Fernando Diniz é o técnico do VascoMatheus Lima / Vasco
Diniz vê pênalti não assinalado para o Vasco e cita falta de critério: 'Irrita muito'
Lance aconteceu no segundo tempo do empate do Cruz-Maltino por 1 a 1 com o Botafogo
Rio - Fernando Diniz apontou um pênalti não assinalado para o Vasco no empate por 1 a 1 com o Botafogo, nesta quarta-feira (27), pela Copa do Brasil, em São Januário. O treinador avaliou ser "muito fácil" de ser marcado e disse que a falta de critério "irrita muito". Para sustentar seu ponto de vista, ele citou uma penalidade marcada na derrota do Cruz-Maltino para o Juventude após toque no braço de Lucas Piton. Ele também destacou as ceras dos goleiros e relembrou a expulsão de Léo Jardim.
"Eu vi a imagem e achei um pênalti muito fácil de ser marcado. Tão fácil de ser marcado quanto o do Piton. Muito parecido o lance, mão aberta, braço levantado. Não entendo. São critérios muito diferentes no futebol brasileiro. Isso que irrita muito, assim como a cera. Hugo Souza fez o cera, o Everson fez cera. O único cara que foi expulso na história...", iniciou Diniz.

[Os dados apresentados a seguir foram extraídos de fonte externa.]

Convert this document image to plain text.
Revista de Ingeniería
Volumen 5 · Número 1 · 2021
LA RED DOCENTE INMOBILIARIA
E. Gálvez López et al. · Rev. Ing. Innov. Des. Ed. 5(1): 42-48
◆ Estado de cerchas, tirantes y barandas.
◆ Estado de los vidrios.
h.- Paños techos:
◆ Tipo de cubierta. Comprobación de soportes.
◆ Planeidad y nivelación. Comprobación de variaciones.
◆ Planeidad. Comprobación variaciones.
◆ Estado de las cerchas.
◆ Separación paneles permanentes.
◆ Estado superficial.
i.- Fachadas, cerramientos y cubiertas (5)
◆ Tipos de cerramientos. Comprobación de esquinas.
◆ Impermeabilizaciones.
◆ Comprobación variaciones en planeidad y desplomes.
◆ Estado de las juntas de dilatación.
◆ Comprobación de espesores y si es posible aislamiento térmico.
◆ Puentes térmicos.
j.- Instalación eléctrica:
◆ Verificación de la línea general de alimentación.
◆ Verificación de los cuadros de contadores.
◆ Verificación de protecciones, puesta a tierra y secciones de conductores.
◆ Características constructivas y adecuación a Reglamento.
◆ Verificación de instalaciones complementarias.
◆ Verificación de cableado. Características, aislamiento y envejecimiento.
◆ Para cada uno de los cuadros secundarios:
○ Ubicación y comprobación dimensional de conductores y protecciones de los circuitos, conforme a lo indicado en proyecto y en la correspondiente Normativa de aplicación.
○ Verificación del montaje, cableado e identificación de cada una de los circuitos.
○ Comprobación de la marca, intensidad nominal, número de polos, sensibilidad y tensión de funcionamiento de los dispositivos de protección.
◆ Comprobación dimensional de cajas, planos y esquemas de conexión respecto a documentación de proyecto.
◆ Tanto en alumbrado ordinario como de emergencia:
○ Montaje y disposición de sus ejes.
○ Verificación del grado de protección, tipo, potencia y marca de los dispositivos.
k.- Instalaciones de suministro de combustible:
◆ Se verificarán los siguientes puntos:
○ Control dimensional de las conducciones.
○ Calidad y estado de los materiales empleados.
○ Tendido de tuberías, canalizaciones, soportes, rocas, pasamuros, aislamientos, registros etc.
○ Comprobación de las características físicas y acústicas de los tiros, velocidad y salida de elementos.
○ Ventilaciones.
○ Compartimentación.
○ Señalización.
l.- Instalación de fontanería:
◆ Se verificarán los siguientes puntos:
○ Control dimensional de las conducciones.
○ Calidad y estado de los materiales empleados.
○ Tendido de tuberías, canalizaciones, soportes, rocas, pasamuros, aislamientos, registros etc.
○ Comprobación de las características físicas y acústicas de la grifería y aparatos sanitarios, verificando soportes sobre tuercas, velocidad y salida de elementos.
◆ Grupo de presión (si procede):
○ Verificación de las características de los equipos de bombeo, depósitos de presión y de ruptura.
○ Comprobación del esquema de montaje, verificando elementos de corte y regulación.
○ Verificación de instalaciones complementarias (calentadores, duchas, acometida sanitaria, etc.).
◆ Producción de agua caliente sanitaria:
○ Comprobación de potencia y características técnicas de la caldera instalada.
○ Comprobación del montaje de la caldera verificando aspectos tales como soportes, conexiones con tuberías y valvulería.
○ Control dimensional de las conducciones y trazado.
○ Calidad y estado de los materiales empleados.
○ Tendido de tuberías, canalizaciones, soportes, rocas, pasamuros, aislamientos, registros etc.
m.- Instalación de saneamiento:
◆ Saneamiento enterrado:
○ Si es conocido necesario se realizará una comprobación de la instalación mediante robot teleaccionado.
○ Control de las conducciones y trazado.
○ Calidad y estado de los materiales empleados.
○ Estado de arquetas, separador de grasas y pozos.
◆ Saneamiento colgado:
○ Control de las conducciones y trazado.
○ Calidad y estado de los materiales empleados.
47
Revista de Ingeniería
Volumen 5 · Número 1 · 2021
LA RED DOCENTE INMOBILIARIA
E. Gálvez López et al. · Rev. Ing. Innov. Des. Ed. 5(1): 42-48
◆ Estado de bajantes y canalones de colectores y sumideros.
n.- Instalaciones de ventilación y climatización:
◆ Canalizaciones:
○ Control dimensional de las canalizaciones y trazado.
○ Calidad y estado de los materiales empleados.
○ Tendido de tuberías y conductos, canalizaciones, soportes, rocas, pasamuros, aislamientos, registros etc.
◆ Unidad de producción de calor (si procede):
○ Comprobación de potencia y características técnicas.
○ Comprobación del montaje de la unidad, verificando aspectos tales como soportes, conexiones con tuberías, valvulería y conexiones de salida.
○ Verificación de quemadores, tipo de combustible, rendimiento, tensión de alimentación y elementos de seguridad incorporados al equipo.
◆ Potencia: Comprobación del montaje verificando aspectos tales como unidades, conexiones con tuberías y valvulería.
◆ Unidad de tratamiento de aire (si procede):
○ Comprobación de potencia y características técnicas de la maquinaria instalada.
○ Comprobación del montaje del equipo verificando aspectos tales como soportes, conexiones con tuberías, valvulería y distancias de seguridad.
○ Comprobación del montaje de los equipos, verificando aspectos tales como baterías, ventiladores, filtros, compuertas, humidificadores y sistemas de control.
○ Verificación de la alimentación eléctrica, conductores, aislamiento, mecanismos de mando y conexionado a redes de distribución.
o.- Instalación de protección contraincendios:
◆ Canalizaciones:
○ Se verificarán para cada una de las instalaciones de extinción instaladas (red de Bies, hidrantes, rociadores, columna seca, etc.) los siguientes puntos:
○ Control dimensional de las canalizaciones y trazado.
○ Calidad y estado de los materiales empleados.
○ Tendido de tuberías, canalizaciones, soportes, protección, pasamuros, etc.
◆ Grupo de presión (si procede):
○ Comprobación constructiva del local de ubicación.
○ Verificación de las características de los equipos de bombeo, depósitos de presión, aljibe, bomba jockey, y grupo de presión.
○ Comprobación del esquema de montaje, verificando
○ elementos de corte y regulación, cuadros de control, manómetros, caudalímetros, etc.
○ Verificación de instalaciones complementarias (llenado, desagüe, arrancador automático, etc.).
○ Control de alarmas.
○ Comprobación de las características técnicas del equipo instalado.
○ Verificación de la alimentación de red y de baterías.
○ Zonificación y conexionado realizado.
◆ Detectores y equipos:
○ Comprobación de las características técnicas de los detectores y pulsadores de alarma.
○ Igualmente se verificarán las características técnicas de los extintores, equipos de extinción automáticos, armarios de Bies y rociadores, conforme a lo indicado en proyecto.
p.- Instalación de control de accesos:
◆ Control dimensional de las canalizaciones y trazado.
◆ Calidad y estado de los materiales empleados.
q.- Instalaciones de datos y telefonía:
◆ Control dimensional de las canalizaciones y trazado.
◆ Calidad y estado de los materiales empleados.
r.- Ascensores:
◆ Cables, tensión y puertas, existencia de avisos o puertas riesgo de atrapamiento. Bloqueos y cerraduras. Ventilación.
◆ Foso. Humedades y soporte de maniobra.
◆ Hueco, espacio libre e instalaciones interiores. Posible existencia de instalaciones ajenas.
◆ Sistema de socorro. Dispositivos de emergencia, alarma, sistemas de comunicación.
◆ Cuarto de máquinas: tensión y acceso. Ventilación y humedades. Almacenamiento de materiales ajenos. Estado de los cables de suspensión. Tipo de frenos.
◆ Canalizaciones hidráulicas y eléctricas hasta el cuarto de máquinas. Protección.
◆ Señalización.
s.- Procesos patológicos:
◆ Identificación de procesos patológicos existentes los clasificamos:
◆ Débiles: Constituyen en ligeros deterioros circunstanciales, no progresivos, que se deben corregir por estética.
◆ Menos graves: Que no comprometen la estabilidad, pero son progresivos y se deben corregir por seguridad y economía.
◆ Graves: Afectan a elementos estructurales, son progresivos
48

"Como o comentarista da Globo falou. Eu falei que o cara (árbitro) não era médico, e ele falou: 'mas não é trouxa'. Todo mundo é trouxa agora. O único que não é trouxa é o Flávio, que expulsou o Léo Jardim (contra o Internacional). O resto é tudo trouxa desde que eu comecei a jogar. Naquele jogo em específico contra o Inter, teve um juiz que não foi trouxa. Essa falta de critério que irrita muito. Se não foi pênalti hoje, não pode ser o do Piton", completou.
O lance reclamado pelo Vasco aconteceu no início do segundo tempo. Nuno Moreira escorou a bola de cabeça para Rayan, que soltou a bomba dentro da área. A bola explodiu em Marlon Freitas, e o Gigante da Colina pediu infração por toque no braço. O árbitro, porém, não marcou a infração, e o VAR não sugeriu revisão.
O técnico também abordou o esquema do Botafogo, que foi a campo com dois centroavantes: Arthur Cabral e Chris Ramos. Diniz admitiu que não esperava a estratégia e ressaltou que o gol jogo, marcado pelo atacante brasileiro, foi mérito do Glorioso.
"Acho que o Lucas Freitas e o Hugo Moura levaram vantagem praticamente em todos os lances no jogo. Teve uma cabeçada no começo, é uma estratégia que a gente não esperava. O gol teve muito mérito do Botafogo. O cara fez um gol de cabeça praticamente da entrada da área. Rara felicidade do cruzamento e do cabeceio do (Arthur) Cabral", analisou o treinador.
Ele também explicou o que faria de diferente para tentar evitar o gol. Além disso, ressaltou que Cruz-Maltino não sofreu com a dupla de centroavantes e rasgou elogios ao sistema defensivo.
"Se eu fosse fazer uma coisa totalmente diferente do Corinthians, o gol do Corinthians, a gente teve quatro falhas coletivas e individuais para o gol sair. Hoje teve muito mérito. Se eu fosse fazer um ajuste hoje, eu falei que o Rayan teria que descer ali com o Alex Telles naquele momento para evitar o cruzamento. Ficou longe para o Paulo Henrique chegar para tirar o cruzamento, mas é o detalhe do detalhe", afirmou Fernando Diniz.
"Então, acho que teve muito mérito do Botafogo, e a gente não sofreu com com a dupla de centroavantes. Eu acho que a gente soube marcar bem, a gente soube retornar rápido para apanhar as segundas bolas e o time foi muito competitivo. Eu acredito também o sistema defensivo, a marcação, esse sistema defensivo, o time todo talvez, tenha sido a melhor partida do Vasco", concluiu.
As duas equipes voltam a se enfrentar no dia 11 de setembro, a partir das 21h30, no Estádio Nilton Santos. Como o jogo de ida terminou empatado, o Vasco precisa de uma vitória simples para avançar na Copa do Brasil.